The federal pay system contains a number of flexibilities to address situations where federal salaries are not competitive with the private sector, a Senate hearing has been told. Federal unions, though, argued that those flexibilities would be far more helpful if agencies were more fully funded.

The hearing used as an example of recruiting and retention problems an area of North Dakota where local salaries and living costs have skyrocketed due to an oil boom, affecting the competitiveness of agencies operating there including the Air Force, CBP and others.

Officials said that while an initial thought was to seek to create a separate GS locality zone there, that process is lengthy and only held out the prospect of being partly effective. More useful, they said, was creating “special rate” pay authorities allowing for higher salaries on a targeted basis and the use of recruitment, retention and relocation incentive payments–with the result being lower turnover and greater success in hiring.

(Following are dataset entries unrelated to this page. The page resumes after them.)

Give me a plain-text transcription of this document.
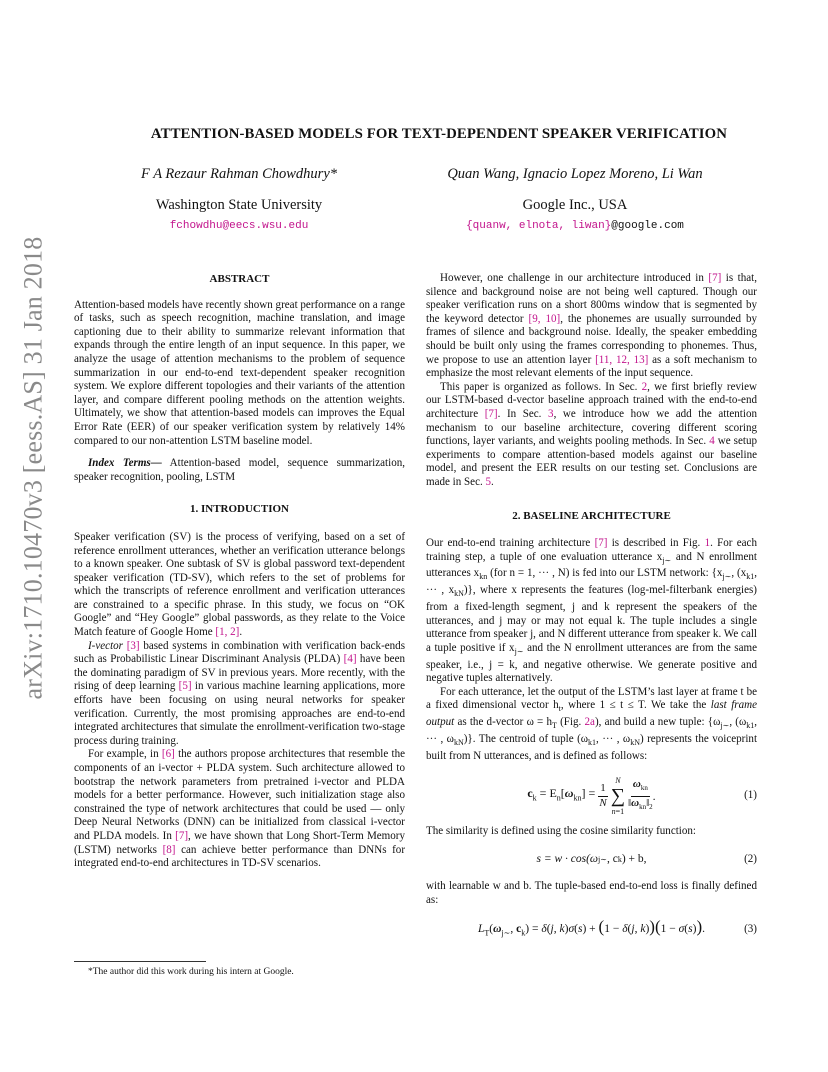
arXiv:1710.10470v3 [eess.AS] 31 Jan 2018
ATTENTION-BASED MODELS FOR TEXT-DEPENDENT SPEAKER VERIFICATION
F A Rezaur Rahman Chowdhury*
Washington State University
fchowdhu@eecs.wsu.edu
Quan Wang, Ignacio Lopez Moreno, Li Wan
Google Inc., USA
{quanw, elnota, liwan}@google.com

ABSTRACT

Attention-based models have recently shown great performance on a range of tasks, such as speech recognition, machine translation, and image captioning due to their ability to summarize relevant information that expands through the entire length of an input sequence. In this paper, we analyze the usage of attention mechanisms to the problem of sequence summarization in our end-to-end text-dependent speaker recognition system. We explore different topologies and their variants of the attention layer, and compare different pooling methods on the attention weights. Ultimately, we show that attention-based models can improves the Equal Error Rate (EER) of our speaker verification system by relatively 14% compared to our non-attention LSTM baseline model.

Index Terms— Attention-based model, sequence summarization, speaker recognition, pooling, LSTM

1. INTRODUCTION

Speaker verification (SV) is the process of verifying, based on a set of reference enrollment utterances, whether an verification utterance belongs to a known speaker. One subtask of SV is global password text-dependent speaker verification (TD-SV), which refers to the set of problems for which the transcripts of reference enrollment and verification utterances are constrained to a specific phrase. In this study, we focus on “OK Google” and “Hey Google” global passwords, as they relate to the Voice Match feature of Google Home [1, 2].

I-vector [3] based systems in combination with verification back-ends such as Probabilistic Linear Discriminant Analysis (PLDA) [4] have been the dominating paradigm of SV in previous years. More recently, with the rising of deep learning [5] in various machine learning applications, more efforts have been focusing on using neural networks for speaker verification. Currently, the most promising approaches are end-to-end integrated architectures that simulate the enrollment-verification two-stage process during training.

For example, in [6] the authors propose architectures that resemble the components of an i-vector + PLDA system. Such architecture allowed to bootstrap the network parameters from pretrained i-vector and PLDA models for a better performance. However, such initialization stage also constrained the type of network architectures that could be used — only Deep Neural Networks (DNN) can be initialized from classical i-vector and PLDA models. In [7], we have shown that Long Short-Term Memory (LSTM) networks [8] can achieve better performance than DNNs for integrated end-to-end architectures in TD-SV scenarios.

*The author did this work during his intern at Google.

However, one challenge in our architecture introduced in [7] is that, silence and background noise are not being well captured. Though our speaker verification runs on a short 800ms window that is segmented by the keyword detector [9, 10], the phonemes are usually surrounded by frames of silence and background noise. Ideally, the speaker embedding should be built only using the frames corresponding to phonemes. Thus, we propose to use an attention layer [11, 12, 13] as a soft mechanism to emphasize the most relevant elements of the input sequence.

This paper is organized as follows. In Sec. 2, we first briefly review our LSTM-based d-vector baseline approach trained with the end-to-end architecture [7]. In Sec. 3, we introduce how we add the attention mechanism to our baseline architecture, covering different scoring functions, layer variants, and weights pooling methods. In Sec. 4 we setup experiments to compare attention-based models against our baseline model, and present the EER results on our testing set. Conclusions are made in Sec. 5.

2. BASELINE ARCHITECTURE

Our end-to-end training architecture [7] is described in Fig. 1. For each training step, a tuple of one evaluation utterance $x_{j\sim}$ and N enrollment utterances $x_{kn}$ (for n = 1, ··· , N) is fed into our LSTM network: {$x_{j\sim}$, ($x_{k1}$, ··· , $x_{kN}$)}, where x represents the features (log-mel-filterbank energies) from a fixed-length segment, j and k represent the speakers of the utterances, and j may or may not equal k. The tuple includes a single utterance from speaker j, and N different utterance from speaker k. We call a tuple positive if $x_{j\sim}$ and the N enrollment utterances are from the same speaker, i.e., j = k, and negative otherwise. We generate positive and negative tuples alternatively.

For each utterance, let the output of the LSTM’s last layer at frame t be a fixed dimensional vector $h_t$, where 1 ≤ t ≤ T. We take the last frame output as the d-vector $\omega = h_T$ (Fig. 2a), and build a new tuple: {$\omega_{j\sim}$, ($\omega_{k1}$, ··· , $\omega_{kN}$)}. The centroid of tuple ($\omega_{k1}$, ··· , $\omega_{kN}$) represents the voiceprint built from N utterances, and is defined as follows:

$c_k = E_n[\omega_{kn}] = \frac{1}{N}$
N
∑
n=1
$\omega_{kn}$
$‖\omega_{kn}‖_2$
.	(1)

The similarity is defined using the cosine similarity function:

s = w · cos(ω j∼ , c k ) + b,	(2)

with learnable w and b. The tuple-based end-to-end loss is finally defined as:

$L_T(\omega_{j\sim}$, $c_k) = \delta(j$, k)σ(s) + (1 − δ(j, k))(1 − σ(s)).	(3)
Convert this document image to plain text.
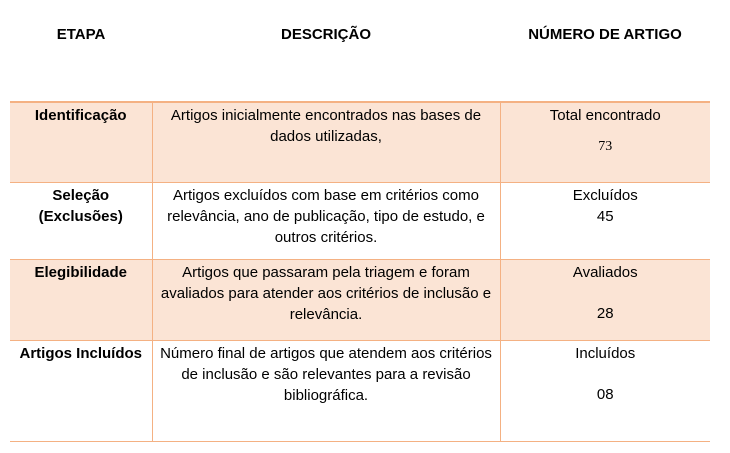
ETAPA	DESCRIÇÃO	NÚMERO DE ARTIGO
Identificação	Artigos inicialmente encontrados nas bases de dados utilizadas,	Total encontrado
73

Seleção (Exclusões)	Artigos excluídos com base em critérios como relevância, ano de publicação, tipo de estudo, e outros critérios.	Excluídos
45

Elegibilidade	Artigos que passaram pela triagem e foram avaliados para atender aos critérios de inclusão e relevância.	Avaliados
28

Artigos Incluídos	Número final de artigos que atendem aos critérios de inclusão e são relevantes para a revisão bibliográfica.	Incluídos
08
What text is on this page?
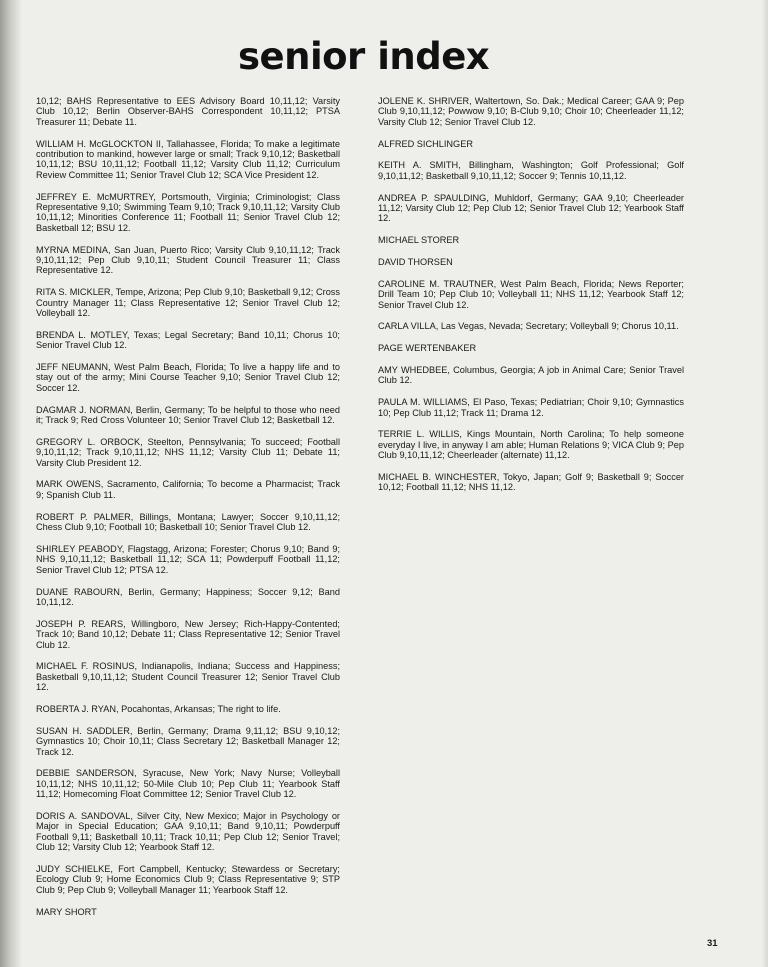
senior index

10,12; BAHS Representative to EES Advisory Board 10,11,12; Varsity Club 10,12; Berlin Observer-BAHS Correspondent 10,11,12; PTSA Treasurer 11; Debate 11.

WILLIAM H. McGLOCKTON II, Tallahassee, Florida; To make a legitimate contribution to mankind, however large or small; Track 9,10,12; Basketball 10,11,12; BSU 10,11,12; Football 11,12; Varsity Club 11,12; Curriculum Review Committee 11; Senior Travel Club 12; SCA Vice President 12.

JEFFREY E. McMURTREY, Portsmouth, Virginia; Criminologist; Class Representative 9,10; Swimming Team 9,10; Track 9,10,11,12; Varsity Club 10,11,12; Minorities Conference 11; Football 11; Senior Travel Club 12; Basketball 12; BSU 12.

MYRNA MEDINA, San Juan, Puerto Rico; Varsity Club 9,10,11,12; Track 9,10,11,12; Pep Club 9,10,11; Student Council Treasurer 11; Class Representative 12.

RITA S. MICKLER, Tempe, Arizona; Pep Club 9,10; Basketball 9,12; Cross Country Manager 11; Class Representative 12; Senior Travel Club 12; Volleyball 12.

BRENDA L. MOTLEY, Texas; Legal Secretary; Band 10,11; Chorus 10; Senior Travel Club 12.

JEFF NEUMANN, West Palm Beach, Florida; To live a happy life and to stay out of the army; Mini Course Teacher 9,10; Senior Travel Club 12; Soccer 12.

DAGMAR J. NORMAN, Berlin, Germany; To be helpful to those who need it; Track 9; Red Cross Volunteer 10; Senior Travel Club 12; Basketball 12.

GREGORY L. ORBOCK, Steelton, Pennsylvania; To succeed; Football 9,10,11,12; Track 9,10,11,12; NHS 11,12; Varsity Club 11; Debate 11; Varsity Club President 12.

MARK OWENS, Sacramento, California; To become a Pharmacist; Track 9; Spanish Club 11.

ROBERT P. PALMER, Billings, Montana; Lawyer; Soccer 9,10,11,12; Chess Club 9,10; Football 10; Basketball 10; Senior Travel Club 12.

SHIRLEY PEABODY, Flagstagg, Arizona; Forester; Chorus 9,10; Band 9; NHS 9,10,11,12; Basketball 11,12; SCA 11; Powderpuff Football 11,12; Senior Travel Club 12; PTSA 12.

DUANE RABOURN, Berlin, Germany; Happiness; Soccer 9,12; Band 10,11,12.

JOSEPH P. REARS, Willingboro, New Jersey; Rich-Happy-Contented; Track 10; Band 10,12; Debate 11; Class Representative 12; Senior Travel Club 12.

MICHAEL F. ROSINUS, Indianapolis, Indiana; Success and Happiness; Basketball 9,10,11,12; Student Council Treasurer 12; Senior Travel Club 12.

ROBERTA J. RYAN, Pocahontas, Arkansas; The right to life.

SUSAN H. SADDLER, Berlin, Germany; Drama 9,11,12; BSU 9,10,12; Gymnastics 10; Choir 10,11; Class Secretary 12; Basketball Manager 12; Track 12.

DEBBIE SANDERSON, Syracuse, New York; Navy Nurse; Volleyball 10,11,12; NHS 10,11,12; 50-Mile Club 10; Pep Club 11; Yearbook Staff 11,12; Homecoming Float Committee 12; Senior Travel Club 12.

DORIS A. SANDOVAL, Silver City, New Mexico; Major in Psychology or Major in Special Education; GAA 9,10,11; Band 9,10,11; Powderpuff Football 9,11; Basketball 10,11; Track 10,11; Pep Club 12; Senior Travel; Club 12; Varsity Club 12; Yearbook Staff 12.

JUDY SCHIELKE, Fort Campbell, Kentucky; Stewardess or Secretary; Ecology Club 9; Home Economics Club 9; Class Representative 9; STP Club 9; Pep Club 9; Volleyball Manager 11; Yearbook Staff 12.

MARY SHORT

JOLENE K. SHRIVER, Waltertown, So. Dak.; Medical Career; GAA 9; Pep Club 9,10,11,12; Powwow 9,10; B-Club 9,10; Choir 10; Cheerleader 11,12; Varsity Club 12; Senior Travel Club 12.

ALFRED SICHLINGER

KEITH A. SMITH, Billingham, Washington; Golf Professional; Golf 9,10,11,12; Basketball 9,10,11,12; Soccer 9; Tennis 10,11,12.

ANDREA P. SPAULDING, Muhldorf, Germany; GAA 9,10; Cheerleader 11,12; Varsity Club 12; Pep Club 12; Senior Travel Club 12; Yearbook Staff 12.

MICHAEL STORER

DAVID THORSEN

CAROLINE M. TRAUTNER, West Palm Beach, Florida; News Reporter; Drill Team 10; Pep Club 10; Volleyball 11; NHS 11,12; Yearbook Staff 12; Senior Travel Club 12.

CARLA VILLA, Las Vegas, Nevada; Secretary; Volleyball 9; Chorus 10,11.

PAGE WERTENBAKER

AMY WHEDBEE, Columbus, Georgia; A job in Animal Care; Senior Travel Club 12.

PAULA M. WILLIAMS, El Paso, Texas; Pediatrian; Choir 9,10; Gymnastics 10; Pep Club 11,12; Track 11; Drama 12.

TERRIE L. WILLIS, Kings Mountain, North Carolina; To help someone everyday I live, in anyway I am able; Human Relations 9; VICA Club 9; Pep Club 9,10,11,12; Cheerleader (alternate) 11,12.

MICHAEL B. WINCHESTER, Tokyo, Japan; Golf 9; Basketball 9; Soccer 10,12; Football 11,12; NHS 11,12.

31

Such experiences could serve to lessen the already low interest level on Capitol Hill for undertaking a broad reform of federal pay practices, which have been long criticized as not responsive enough to either local market conditions or the individual’s performance.

Unions, though, used the opportunity to again call on Congress to lift spending limits and to pay the salary rates indicated by a 1990 law, which never has been followed, whose formula shows that federal pay on average lags far behind that of the private sector.